Rather than require users to develop cloud-specific provisioning scripts, Nextflow Tower fully automates the deployment of compute environments. A simple, intuitive Web UI enables non-specialists to quickly and consistently deploy infrastructure across all major clouds and on-prem workload managers. Users can leverage a free hosted version of Tower at https://tower.nf or deploy Nextflow Tower Enterprise in their own environments for production pipelines. Nextflow Tower also provides a comprehensive API for monitoring and managing pipeline actions, compute environments, users, workflows, and more. The Tower Forge feature automatically manages cloud resources, dramatically simplifying the setup of cloud computing services like AWS Batch, Azure Batch and Google LifeSciences.
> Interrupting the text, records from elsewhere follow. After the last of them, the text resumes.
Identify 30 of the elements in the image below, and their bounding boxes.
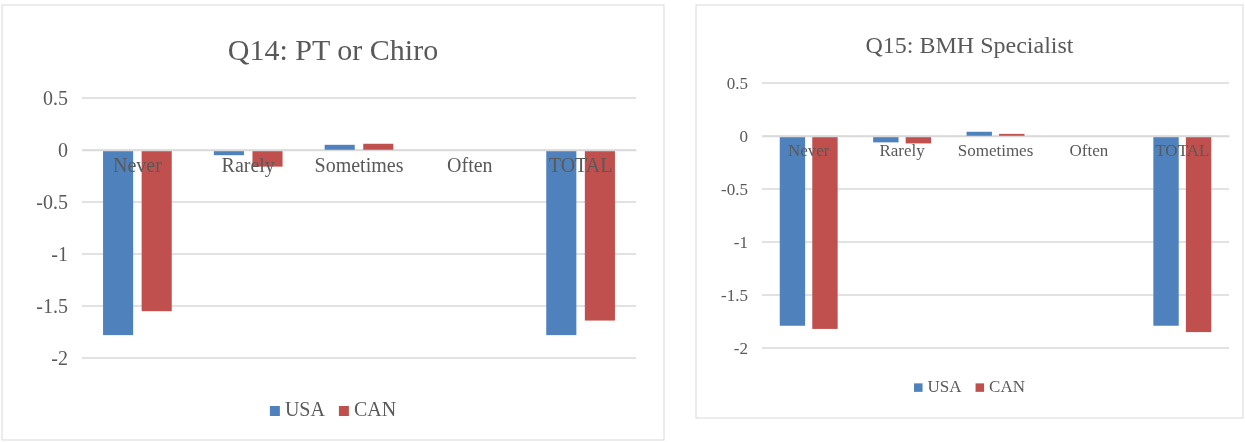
y-tick-label: 0.5 [43,86,68,109]
chart-title: Q15: BMH Specialist [865,32,1074,58]
y-tick-label: -1 [51,242,68,265]
legend-label: CAN [989,376,1025,396]
x-tick-label: Never [112,154,163,177]
legend-label: CAN [353,398,397,420]
x-tick-label: Sometimes [957,141,1034,161]
y-tick-label: -0.5 [36,190,68,213]
y-tick-label: -2 [51,346,68,369]
x-tick-label: Rarely [879,141,926,161]
y-tick-label: 0.5 [726,73,748,93]
y-tick-label: -0.5 [721,179,748,199]
bar [363,143,394,150]
legend-label: USA [927,376,963,396]
x-tick-label: Often [1069,141,1109,161]
x-tick-label: Rarely [221,154,275,178]
x-tick-label: Never [787,141,830,161]
y-tick-label: 0 [58,138,68,161]
legend-label: USA [284,398,326,420]
x-tick-label: Often [447,154,493,177]
y-tick-label: 0 [739,126,748,146]
x-tick-label: TOTAL [1155,141,1210,161]
y-tick-label: -2 [733,338,748,358]
x-tick-label: Sometimes [314,154,404,177]
y-tick-label: -1.5 [36,294,68,317]
y-tick-label: -1.5 [721,285,748,305]
bar [324,144,355,150]
chart-title: Q14: PT or Chiro [227,33,439,66]
x-tick-label: TOTAL [548,154,613,177]
y-tick-label: -1 [733,232,748,252]
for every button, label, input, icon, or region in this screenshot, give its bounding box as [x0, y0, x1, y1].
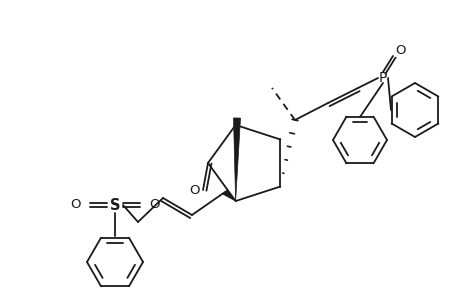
Text: O: O: [190, 184, 200, 196]
Polygon shape: [233, 118, 240, 201]
Text: O: O: [394, 44, 405, 56]
Text: P: P: [378, 71, 386, 85]
Polygon shape: [223, 190, 235, 201]
Text: S: S: [110, 197, 120, 212]
Text: O: O: [70, 199, 81, 212]
Text: O: O: [149, 199, 159, 212]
By using Nextflow Tower to manage compute environments, organizations can:

  • Deploy optimal storage infrastructure with the click of a mouse, including Amazon S3, FSx for Lustre, Amazon EFS, or auto-scaled EBS volumes
  • Leverage low-cost spot instances, automatically scale resources on-demand, and dispose of compute instances when not used to avoid accidental overspending in the cloud
  • Support multiple clouds and on-prem compute environments, stay portable, and avoid lock-in
  • Focus on their science and results rather than becoming bogged down in cloud provisioning details

Ready to get started?

Nextflow now supports the use of advanced and scalable file systems such as AWS FSx and Nextflow Tower makes it possible to deploy and configure complex cloud resources in a cost efficient manner. If you want to learn more about these technologies, visit https://nextflow.io/ or https://tower.nf. A Nextflow-optimized pipeline for the GATK4 short variant discovery workflow described above is available from Seqera Lab’s GitHub repo. A variety of curated Nextflow open source community pipelines are also available from nf-core.

Credits

Thanks to Michael DeRan, Chris Friedline, and Netsanet Gebremadhin from Diamond Age Data Science, and Jenna Lang and Lee Pang from AWS for their work on this benchmark.

References

  • 1

    EBS published pricing was 0.000138 &/GB-hour vs 0.0001944 $/GB-hour for FSx for Lustre.

  • 2

    See benchmark results from in the AWS blog: https://aws.amazon.com/blogs/industries/running-gatk-workflows-on-aws-a-user-friendly-solution/. Using on-demand C5 instances with FSx was 5% faster than the same instances with EBS storage for a per-sample short variant discovery workflow. Similarly, when using general-purpose r5 on-demand instances, FSx storage reduced total cloud costs by 27% vs EBS storage.